Is sentiment against tech workers “nearing a boiling point?” asked Levi Sumagaysay in SiliconBeat.com. It seems to be in San Francisco. Last week critics of Google and other tech companies scored a symbolic victory when the city’s transportation board voted to impose fees on tech firms’ private commuter shuttles like the so-called Google buses, which pick up employees at city bus stops and deliver them to offices in Silicon Valley. The modest fee of $1 per shuttle stop marks a compromise, but it “did not exactly inspire the concerned parties to join hands and sing ‘Kumbaya.’” Nor is it likely to quell rising resentment over the wealth and perceived arrogance of tech companies. Last month, at least one shuttle had its tires slashed and windows smashed, prompting Google to hire guards to protect its buses. Members of the group Counterforce have protested outside the homes of one Google engineer and encourage their supporters to “steal from the techies you babysit for.”
Why have commuter shuttles for tech workers become such an “eternally contentious issue”? asked Kevin Roose in NYMag.com.
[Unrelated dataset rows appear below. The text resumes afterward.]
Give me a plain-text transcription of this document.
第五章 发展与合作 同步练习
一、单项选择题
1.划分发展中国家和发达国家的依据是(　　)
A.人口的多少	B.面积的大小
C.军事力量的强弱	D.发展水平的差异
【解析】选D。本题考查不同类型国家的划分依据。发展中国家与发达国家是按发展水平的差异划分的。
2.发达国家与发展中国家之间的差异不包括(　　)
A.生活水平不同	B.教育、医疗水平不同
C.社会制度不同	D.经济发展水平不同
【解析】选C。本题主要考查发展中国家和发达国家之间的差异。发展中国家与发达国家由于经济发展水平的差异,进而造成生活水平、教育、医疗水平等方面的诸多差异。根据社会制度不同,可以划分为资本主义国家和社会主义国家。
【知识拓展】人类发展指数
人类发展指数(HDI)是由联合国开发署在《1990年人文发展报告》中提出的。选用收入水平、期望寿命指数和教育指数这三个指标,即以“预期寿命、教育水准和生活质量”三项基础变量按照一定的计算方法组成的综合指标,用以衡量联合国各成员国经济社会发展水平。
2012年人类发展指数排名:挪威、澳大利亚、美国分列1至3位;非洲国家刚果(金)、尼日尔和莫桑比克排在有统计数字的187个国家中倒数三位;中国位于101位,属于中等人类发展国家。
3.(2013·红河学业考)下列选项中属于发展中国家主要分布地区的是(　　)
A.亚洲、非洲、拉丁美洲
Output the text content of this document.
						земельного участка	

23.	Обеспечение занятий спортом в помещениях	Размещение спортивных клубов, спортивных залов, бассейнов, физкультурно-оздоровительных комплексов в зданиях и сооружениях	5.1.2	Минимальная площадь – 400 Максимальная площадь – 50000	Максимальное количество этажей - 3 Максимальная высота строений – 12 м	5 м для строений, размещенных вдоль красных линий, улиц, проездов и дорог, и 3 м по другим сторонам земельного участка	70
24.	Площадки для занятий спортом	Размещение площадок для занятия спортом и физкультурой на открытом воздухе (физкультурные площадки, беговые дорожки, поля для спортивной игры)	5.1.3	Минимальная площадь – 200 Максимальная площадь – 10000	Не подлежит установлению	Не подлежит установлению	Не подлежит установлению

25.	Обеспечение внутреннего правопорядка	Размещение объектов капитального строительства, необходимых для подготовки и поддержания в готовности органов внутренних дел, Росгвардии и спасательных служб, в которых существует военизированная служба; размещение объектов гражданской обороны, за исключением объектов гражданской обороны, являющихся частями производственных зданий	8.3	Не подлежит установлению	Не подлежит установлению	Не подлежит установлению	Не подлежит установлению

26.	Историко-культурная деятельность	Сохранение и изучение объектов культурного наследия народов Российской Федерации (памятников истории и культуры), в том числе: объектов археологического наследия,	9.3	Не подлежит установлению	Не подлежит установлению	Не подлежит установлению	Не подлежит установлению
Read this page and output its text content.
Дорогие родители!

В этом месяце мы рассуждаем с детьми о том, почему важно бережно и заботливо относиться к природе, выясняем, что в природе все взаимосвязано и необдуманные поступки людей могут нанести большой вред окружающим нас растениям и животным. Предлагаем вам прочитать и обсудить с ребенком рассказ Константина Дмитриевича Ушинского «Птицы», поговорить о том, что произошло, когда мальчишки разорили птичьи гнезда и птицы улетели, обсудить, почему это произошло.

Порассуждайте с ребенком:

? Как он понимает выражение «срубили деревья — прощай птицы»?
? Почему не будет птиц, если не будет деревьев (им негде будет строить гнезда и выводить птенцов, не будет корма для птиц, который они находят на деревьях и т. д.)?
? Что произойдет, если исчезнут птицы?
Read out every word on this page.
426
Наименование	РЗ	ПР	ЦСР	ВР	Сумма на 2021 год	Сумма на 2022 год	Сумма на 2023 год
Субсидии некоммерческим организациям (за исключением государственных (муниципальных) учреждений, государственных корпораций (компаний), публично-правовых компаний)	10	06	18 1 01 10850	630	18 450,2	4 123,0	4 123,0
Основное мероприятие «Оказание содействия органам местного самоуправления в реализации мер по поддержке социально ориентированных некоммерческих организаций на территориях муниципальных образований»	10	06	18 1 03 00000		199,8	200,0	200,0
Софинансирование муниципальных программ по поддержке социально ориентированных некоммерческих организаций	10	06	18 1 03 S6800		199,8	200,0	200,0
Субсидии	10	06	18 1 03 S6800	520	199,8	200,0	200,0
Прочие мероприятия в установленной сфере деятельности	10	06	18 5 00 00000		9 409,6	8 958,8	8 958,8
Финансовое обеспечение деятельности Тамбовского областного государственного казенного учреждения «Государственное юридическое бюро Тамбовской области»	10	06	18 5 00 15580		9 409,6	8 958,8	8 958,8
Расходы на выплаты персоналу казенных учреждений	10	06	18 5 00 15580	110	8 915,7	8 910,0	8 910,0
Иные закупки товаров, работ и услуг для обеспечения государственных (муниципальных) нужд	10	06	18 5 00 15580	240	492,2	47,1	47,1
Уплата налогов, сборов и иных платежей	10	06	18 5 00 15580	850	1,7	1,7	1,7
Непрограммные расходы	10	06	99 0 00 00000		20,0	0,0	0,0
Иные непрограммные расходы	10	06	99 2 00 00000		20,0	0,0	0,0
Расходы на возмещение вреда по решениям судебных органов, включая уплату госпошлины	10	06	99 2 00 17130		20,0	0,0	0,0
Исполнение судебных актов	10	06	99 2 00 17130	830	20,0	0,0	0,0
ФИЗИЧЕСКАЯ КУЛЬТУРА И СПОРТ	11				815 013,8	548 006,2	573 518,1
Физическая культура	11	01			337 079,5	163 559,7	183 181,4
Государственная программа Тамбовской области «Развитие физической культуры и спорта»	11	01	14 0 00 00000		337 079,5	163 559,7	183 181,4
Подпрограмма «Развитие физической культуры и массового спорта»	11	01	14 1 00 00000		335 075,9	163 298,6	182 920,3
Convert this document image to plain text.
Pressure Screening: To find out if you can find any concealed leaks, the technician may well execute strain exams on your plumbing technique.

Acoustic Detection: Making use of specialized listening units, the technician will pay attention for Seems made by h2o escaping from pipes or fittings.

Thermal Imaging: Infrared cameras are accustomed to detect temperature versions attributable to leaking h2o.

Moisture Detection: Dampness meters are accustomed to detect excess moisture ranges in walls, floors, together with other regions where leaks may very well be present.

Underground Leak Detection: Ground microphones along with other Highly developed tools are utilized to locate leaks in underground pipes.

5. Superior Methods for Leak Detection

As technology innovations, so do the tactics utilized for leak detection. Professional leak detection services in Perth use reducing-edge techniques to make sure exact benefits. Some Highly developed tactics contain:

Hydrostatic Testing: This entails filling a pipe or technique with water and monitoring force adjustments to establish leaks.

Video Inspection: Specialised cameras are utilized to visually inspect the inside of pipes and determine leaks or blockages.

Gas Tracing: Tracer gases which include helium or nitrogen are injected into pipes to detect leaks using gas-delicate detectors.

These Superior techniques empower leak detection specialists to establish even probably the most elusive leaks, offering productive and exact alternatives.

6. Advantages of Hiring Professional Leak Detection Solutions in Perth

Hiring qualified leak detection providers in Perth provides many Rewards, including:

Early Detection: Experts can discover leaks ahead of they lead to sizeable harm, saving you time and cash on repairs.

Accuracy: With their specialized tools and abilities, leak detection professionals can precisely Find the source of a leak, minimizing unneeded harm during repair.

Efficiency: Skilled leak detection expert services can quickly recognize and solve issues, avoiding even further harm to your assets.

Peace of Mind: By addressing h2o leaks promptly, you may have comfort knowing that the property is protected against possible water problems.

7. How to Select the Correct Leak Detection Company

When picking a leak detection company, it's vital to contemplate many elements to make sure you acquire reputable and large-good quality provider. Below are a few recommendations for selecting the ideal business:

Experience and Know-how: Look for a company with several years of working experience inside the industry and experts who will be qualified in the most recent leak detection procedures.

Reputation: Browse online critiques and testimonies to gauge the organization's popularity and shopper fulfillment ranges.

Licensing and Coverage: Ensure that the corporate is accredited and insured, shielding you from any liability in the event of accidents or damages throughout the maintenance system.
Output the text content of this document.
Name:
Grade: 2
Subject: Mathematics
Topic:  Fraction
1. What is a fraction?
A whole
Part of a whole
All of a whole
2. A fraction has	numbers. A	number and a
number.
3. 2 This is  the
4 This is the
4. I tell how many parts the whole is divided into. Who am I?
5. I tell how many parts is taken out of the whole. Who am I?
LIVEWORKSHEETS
Because Google buses have taken on a “symbolic villain status” for their critics, fed by resentment over private and public surveillance, the exploitation of tech workers in the developing world, and especially spiking rents, which is causing longtime neighborhood residents to get “pushed out by coddled 22-year-olds with Stanford B.A.s and venture funding.” Many San Franciscans see parts of their beloved city degenerating into “a staid bedroom community for Silicon Valley.” Clogged bus stops can be “ironed out with better data and planning.” The real problem with Google buses is that they represent the working class’s “collective fears about the rise of the tech sector.”
Maybe so, but “don’t blame the bus,” said the Los Angeles Times in an editorial. Since when is mass transit a bad thing? “The buses themselves are a net benefit—reducing traffic on crowded city roads, lessening the need for car ownership and street parking, and reducing greenhouse gas emissions. Why punish tech companies for offering this service?” If anything, the city “should be holding them up as models.” That’s not to belittle the protesters’ concerns, however. “There is a real tension” between longtime residents and newcomers over rising rents and housing shortages, and there’s no doubt that the tech industry could use some “cultural sensitivity” training. “But San Francisco’s beef is with income inequality and neighborhood preservation”—not buses.